However, in the 1999‐2008 survey, we noted 54 townships with a relatively high HCV prevalence (exceeding 20 per 1,000 donors) clustering in several small geographic areas. From 2009 to 2017, the number of HCV endemic townships decreased from 54 to seven. Finally, despite these seven townships still retaining a higher prevalence, four showed a significant reduction of 47% or more.

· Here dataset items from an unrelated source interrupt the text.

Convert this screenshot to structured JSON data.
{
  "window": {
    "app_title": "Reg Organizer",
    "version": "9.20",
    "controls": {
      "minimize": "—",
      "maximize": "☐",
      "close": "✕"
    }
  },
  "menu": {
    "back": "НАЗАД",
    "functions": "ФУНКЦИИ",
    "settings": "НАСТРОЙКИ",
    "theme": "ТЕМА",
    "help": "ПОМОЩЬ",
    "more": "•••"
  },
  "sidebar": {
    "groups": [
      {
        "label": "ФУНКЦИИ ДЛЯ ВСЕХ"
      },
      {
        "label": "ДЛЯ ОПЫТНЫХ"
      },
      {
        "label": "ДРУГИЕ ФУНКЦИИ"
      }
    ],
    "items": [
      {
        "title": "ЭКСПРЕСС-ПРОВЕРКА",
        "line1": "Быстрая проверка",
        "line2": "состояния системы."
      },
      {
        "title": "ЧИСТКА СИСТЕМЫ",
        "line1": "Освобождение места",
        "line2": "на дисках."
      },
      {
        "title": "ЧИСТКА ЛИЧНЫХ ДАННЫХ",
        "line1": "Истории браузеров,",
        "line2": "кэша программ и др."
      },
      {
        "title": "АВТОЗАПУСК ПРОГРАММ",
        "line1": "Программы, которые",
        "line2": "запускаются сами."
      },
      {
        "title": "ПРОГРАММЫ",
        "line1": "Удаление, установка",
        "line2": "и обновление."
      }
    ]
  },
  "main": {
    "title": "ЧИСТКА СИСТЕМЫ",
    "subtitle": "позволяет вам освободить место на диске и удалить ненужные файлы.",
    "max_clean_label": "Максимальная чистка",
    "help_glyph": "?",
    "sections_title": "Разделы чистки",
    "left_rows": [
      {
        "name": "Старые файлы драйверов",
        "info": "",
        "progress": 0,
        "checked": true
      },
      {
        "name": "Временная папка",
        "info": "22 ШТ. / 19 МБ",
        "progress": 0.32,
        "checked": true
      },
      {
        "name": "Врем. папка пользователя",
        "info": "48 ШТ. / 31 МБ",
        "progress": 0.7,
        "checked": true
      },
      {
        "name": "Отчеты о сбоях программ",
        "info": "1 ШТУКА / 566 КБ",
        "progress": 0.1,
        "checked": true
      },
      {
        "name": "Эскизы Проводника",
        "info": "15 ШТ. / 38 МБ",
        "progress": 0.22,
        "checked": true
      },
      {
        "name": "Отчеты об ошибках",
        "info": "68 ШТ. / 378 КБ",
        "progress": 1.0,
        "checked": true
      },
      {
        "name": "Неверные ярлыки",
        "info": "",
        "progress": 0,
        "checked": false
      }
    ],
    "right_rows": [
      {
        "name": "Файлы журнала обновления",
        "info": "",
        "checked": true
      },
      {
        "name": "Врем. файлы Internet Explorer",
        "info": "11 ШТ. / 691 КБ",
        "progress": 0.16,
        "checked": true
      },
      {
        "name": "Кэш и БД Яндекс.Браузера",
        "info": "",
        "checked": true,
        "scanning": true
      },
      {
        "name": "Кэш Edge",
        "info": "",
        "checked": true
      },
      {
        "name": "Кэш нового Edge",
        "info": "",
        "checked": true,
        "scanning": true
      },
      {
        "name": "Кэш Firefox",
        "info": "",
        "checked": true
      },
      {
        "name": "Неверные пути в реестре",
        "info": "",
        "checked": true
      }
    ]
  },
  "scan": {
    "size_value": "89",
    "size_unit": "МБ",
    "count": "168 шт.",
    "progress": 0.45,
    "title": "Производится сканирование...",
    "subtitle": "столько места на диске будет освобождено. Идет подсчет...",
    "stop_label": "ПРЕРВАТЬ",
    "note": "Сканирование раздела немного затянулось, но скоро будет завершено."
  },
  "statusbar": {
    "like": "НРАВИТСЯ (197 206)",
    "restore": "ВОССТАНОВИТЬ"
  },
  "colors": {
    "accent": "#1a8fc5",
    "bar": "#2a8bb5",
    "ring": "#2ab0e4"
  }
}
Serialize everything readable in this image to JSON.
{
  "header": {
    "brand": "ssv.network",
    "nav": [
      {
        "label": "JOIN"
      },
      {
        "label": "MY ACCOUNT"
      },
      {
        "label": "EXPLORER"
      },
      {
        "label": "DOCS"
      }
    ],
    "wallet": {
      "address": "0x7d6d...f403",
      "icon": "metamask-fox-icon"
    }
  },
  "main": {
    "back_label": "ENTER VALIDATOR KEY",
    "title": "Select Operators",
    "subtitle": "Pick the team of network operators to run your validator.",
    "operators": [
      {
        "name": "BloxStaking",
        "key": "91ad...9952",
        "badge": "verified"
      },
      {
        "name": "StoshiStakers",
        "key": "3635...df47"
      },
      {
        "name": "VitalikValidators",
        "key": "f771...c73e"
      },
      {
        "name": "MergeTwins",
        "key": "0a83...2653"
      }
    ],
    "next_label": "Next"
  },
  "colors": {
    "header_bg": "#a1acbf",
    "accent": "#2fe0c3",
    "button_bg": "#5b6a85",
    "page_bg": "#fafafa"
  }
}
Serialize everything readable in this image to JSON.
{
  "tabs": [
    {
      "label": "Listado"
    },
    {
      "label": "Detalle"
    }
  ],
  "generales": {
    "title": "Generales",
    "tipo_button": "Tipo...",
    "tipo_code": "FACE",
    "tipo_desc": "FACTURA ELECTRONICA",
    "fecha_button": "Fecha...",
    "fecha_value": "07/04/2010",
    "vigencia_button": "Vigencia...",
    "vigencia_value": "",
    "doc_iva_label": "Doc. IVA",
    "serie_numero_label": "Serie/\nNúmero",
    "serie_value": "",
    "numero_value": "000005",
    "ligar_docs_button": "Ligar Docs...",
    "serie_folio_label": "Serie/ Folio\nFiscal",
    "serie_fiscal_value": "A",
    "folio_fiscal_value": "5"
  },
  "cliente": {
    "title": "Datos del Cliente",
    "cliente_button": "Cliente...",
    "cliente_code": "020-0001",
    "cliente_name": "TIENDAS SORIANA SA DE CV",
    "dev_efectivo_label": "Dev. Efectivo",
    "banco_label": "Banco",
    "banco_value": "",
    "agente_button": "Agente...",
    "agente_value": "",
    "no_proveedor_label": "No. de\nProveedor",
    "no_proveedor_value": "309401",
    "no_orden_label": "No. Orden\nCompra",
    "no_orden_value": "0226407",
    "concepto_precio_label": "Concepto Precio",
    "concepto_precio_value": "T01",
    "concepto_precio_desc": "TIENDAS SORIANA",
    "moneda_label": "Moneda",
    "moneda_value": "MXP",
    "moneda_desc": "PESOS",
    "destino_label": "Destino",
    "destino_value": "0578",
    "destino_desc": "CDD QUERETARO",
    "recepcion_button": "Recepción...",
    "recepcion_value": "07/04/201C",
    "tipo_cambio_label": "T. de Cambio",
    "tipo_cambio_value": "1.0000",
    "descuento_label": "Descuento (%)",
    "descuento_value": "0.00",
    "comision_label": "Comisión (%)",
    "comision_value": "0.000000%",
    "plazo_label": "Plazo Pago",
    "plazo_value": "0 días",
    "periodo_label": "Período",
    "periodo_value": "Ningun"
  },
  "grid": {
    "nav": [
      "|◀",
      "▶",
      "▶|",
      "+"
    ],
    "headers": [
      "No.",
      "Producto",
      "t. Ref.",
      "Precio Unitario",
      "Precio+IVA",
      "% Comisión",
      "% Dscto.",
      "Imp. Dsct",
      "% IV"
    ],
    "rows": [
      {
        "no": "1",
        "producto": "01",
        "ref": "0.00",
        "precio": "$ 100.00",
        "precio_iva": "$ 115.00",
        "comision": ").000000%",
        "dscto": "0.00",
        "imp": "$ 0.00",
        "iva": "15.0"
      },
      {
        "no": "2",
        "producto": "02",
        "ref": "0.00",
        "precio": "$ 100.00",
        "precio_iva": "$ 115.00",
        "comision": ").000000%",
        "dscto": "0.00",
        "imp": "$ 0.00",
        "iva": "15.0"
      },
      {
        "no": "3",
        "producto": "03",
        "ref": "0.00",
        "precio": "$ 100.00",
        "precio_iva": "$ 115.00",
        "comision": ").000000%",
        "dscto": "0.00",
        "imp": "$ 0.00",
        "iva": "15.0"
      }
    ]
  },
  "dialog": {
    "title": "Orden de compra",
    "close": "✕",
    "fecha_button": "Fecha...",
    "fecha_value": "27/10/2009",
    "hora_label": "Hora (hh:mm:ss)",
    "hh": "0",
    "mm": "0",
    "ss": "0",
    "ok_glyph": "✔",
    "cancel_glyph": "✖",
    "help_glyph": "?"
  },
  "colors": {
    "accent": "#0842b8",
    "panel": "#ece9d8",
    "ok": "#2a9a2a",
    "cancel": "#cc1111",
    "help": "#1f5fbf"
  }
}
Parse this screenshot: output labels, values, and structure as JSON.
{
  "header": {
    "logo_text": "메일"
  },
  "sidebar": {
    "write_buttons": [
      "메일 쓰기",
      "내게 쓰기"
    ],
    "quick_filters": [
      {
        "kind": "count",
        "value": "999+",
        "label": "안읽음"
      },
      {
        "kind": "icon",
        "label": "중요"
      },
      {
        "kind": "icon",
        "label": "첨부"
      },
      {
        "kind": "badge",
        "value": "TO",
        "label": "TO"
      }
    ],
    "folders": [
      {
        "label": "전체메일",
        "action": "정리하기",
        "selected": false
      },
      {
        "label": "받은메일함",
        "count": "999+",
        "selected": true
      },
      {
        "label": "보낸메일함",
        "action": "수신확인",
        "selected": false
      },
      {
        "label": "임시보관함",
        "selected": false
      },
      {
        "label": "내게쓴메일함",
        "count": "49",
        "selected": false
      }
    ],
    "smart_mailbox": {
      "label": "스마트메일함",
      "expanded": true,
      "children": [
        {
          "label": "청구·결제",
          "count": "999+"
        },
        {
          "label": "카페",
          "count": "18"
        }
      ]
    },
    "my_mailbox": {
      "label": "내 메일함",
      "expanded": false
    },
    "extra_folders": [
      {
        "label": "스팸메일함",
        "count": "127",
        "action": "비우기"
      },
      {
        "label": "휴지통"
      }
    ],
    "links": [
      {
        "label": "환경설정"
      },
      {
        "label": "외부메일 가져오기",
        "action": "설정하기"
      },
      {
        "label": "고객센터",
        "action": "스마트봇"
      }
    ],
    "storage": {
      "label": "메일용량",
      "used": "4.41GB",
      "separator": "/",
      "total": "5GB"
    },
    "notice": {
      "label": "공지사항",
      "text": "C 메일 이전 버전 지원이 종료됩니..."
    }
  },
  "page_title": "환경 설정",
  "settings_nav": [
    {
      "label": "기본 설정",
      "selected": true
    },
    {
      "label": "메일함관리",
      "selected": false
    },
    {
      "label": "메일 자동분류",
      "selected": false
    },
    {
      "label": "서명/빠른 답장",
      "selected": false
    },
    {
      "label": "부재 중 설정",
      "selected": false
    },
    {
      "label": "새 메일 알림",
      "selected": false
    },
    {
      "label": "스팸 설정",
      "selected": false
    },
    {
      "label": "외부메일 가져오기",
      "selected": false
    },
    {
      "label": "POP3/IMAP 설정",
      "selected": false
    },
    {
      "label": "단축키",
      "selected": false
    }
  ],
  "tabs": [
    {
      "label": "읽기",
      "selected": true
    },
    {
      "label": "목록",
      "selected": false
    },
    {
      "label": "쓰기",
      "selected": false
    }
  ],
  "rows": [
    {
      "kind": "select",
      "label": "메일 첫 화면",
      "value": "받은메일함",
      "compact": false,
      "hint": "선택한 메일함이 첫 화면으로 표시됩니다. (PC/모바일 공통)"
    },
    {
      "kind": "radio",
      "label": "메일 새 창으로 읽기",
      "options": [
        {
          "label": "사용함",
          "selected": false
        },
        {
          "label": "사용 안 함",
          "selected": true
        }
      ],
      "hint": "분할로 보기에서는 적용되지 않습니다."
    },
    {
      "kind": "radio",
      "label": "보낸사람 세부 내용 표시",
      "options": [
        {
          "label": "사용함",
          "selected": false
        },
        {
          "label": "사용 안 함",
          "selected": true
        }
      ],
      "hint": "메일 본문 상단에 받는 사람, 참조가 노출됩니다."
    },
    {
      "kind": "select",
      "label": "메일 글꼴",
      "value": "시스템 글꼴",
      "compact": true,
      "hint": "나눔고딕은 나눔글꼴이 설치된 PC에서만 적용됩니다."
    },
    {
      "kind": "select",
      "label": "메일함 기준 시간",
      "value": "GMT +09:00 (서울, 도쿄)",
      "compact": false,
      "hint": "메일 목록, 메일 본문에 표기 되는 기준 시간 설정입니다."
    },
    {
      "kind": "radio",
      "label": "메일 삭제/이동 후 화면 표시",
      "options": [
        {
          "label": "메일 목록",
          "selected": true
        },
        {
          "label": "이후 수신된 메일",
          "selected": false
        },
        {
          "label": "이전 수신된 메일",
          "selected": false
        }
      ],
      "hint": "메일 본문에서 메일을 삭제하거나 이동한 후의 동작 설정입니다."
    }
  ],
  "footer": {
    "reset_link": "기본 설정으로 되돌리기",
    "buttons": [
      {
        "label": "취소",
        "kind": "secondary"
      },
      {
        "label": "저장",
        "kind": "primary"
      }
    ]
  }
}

Anti‐HCV is widely used in population surveys to estimate the prevalence of HCV. However, detection of HCV RNA represents currently active infection and the ability to transmit the virus in a certain population. Township‐specific HCV RNA prevalence between 2013 and 2017 is shown in Fig. 3. Two clusters of townships with higher HCV RNA prevalence were identified near the west coast, one cluster in Miaoli County and another located near the west coast of both Yunlin and Chiayi counties. Nearly 30% of townships in these counties had an HCV RNA prevalence of more than 5 per 1,000 donors. Donors from Miaoli mainly donated blood at sites administered by the Hsinchu blood center, while donors from Yunlin and Chiayi mainly donated blood at sites administered by the Tainan blood center. Therefore, we also saw a higher prevalence of HCV in these blood centers (Table 1).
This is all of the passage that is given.